Nubians also have a really high milkfat percentage in their milk which makes them great for cheesemaking. So, this weekend, I'm going to venture into my first experimental cheeses with goats milk that I can buy, so that I can get all the botches out of the way in preparation for winning over the Reluctant Farmhusband. If I can make some decent cheese, baby, I'm in like flynn.

Chickens are another matter. We had Rhode Island Reds and Banties when I was a kid. The Banties were fun little birds but the Reds were...better layers? I guess? I don't really remember so I need to do some research on that. I'm studying plans to build a hawk/bear/raccoon/weasel/local cat and dog/anything else that wants to eat my chickens coop that still allows them to free range during the day. I'm thinking I'm going to have to use electric netting, but I'm still concerned about the red tail that I see right outside my back porch in the mornings. He could swoop off with a chicken a day, easily. He's a biggun.

So what about junk mail, well, today, I pick up a mailing from Redwings horse sanctuary (www.redwings.org) from my mailbox. Perhaps it's a bit ironic because they are not a place I have donated to in the past (though I have donated to other rescues) nor do I know anything about them, nor could they POSSIBLY know that I just bought an auction horse. I'm not sure how I feel about the mailing yet, they invoke the same thing in me that the Humane Society group mailings always did. It's sad - the situations are sad. But somehow I feel like rescuing Iggy from a bad situation and ensuring that his situation stays safe...is part of my part. There IS a glut of unwanted horses in the market - the auction prices told me that. Iggy has years potentially left in him, yes, even years left as a pleasant trail riding horse (well, on trails that are trimmed back high!). He would have been shipped from auction to auction until finally ending up up North somewhere.

But at the same time, I'm not anti-slaughter. I'm anti-inhumane slaughter. I'm bummed that in most areas of the US I can't take my old horse and return them to the hounds as they do in VA. I don't have enough land to bury him, and I don't even know if there are renderers that will take them in this part of the country (post-mortem, obviously).
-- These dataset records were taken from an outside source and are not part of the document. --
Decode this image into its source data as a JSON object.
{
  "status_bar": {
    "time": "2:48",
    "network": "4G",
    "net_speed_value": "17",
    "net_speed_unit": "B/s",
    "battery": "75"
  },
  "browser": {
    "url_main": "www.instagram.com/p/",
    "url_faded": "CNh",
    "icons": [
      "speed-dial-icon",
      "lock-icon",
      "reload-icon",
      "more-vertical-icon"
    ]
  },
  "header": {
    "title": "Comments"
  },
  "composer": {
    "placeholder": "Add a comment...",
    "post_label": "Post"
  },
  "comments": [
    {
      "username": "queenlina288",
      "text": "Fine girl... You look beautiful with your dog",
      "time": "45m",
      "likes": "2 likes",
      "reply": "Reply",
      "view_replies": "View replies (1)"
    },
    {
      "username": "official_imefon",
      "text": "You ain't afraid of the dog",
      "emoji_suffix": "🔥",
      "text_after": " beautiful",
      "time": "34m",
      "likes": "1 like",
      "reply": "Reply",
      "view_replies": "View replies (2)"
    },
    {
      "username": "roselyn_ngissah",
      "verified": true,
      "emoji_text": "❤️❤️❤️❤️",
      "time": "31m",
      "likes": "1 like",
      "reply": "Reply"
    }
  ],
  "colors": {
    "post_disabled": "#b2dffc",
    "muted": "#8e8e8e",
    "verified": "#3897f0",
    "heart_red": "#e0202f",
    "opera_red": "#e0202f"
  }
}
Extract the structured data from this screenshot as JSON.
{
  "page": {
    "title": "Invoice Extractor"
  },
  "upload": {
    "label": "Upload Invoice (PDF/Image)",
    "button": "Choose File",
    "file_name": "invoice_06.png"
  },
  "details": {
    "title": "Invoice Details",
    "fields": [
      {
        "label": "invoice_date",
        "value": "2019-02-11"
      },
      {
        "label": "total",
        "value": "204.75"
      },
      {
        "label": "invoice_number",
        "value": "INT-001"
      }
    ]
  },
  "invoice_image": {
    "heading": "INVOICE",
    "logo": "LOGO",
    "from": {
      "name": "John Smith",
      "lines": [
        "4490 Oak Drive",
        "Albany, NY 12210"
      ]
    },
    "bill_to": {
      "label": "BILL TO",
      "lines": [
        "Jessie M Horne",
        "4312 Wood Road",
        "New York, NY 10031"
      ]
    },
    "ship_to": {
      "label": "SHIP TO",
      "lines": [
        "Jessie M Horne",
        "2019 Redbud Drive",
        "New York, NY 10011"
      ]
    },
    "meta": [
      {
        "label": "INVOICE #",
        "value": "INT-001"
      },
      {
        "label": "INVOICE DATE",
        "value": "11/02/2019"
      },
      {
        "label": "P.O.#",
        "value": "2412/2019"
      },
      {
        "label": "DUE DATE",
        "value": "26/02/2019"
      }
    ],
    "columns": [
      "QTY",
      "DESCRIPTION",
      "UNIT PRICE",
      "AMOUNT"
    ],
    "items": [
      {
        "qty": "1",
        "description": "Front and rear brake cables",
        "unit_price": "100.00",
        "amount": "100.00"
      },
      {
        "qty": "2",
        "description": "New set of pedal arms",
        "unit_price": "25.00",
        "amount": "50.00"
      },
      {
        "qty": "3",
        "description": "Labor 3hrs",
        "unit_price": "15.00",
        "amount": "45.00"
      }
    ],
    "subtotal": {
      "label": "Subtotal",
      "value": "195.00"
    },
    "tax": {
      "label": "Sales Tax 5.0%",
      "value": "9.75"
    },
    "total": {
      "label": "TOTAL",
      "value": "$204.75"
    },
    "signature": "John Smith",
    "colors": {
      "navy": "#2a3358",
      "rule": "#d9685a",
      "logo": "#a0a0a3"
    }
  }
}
To me, death with dignity doesn't mean necessarily being propped up on many medications just to stay alive. It means having a peaceful death and having my death MEAN something. Perhaps that's why I'm so attracted to having a small farm, a small farm is in balance. The manure fertilizes the crops that feed the people and the animals that make the manure to feed the crops to... (yes, it's more complex involving bugs and organisms and chickens are great for all of that but you get my point). To be fodder for some other critter after death would be a great honor for ME, and that option isn't available to me as a human. Culling herds of chickens, goats and other animals is hard - and to apply it to horses seems unthinkable - but we do the same with dogs and cats. I have an asthmatic cat, who, as long as I can keep him relatively comfortable on the medicine that he's on (which isn't expensive) has a safe refuge here. But when he becomes uncomfortable, he deserves to pass on with dignity.

I don't know, I'm rambling, but it made me think. And thinking...well, it makes me type.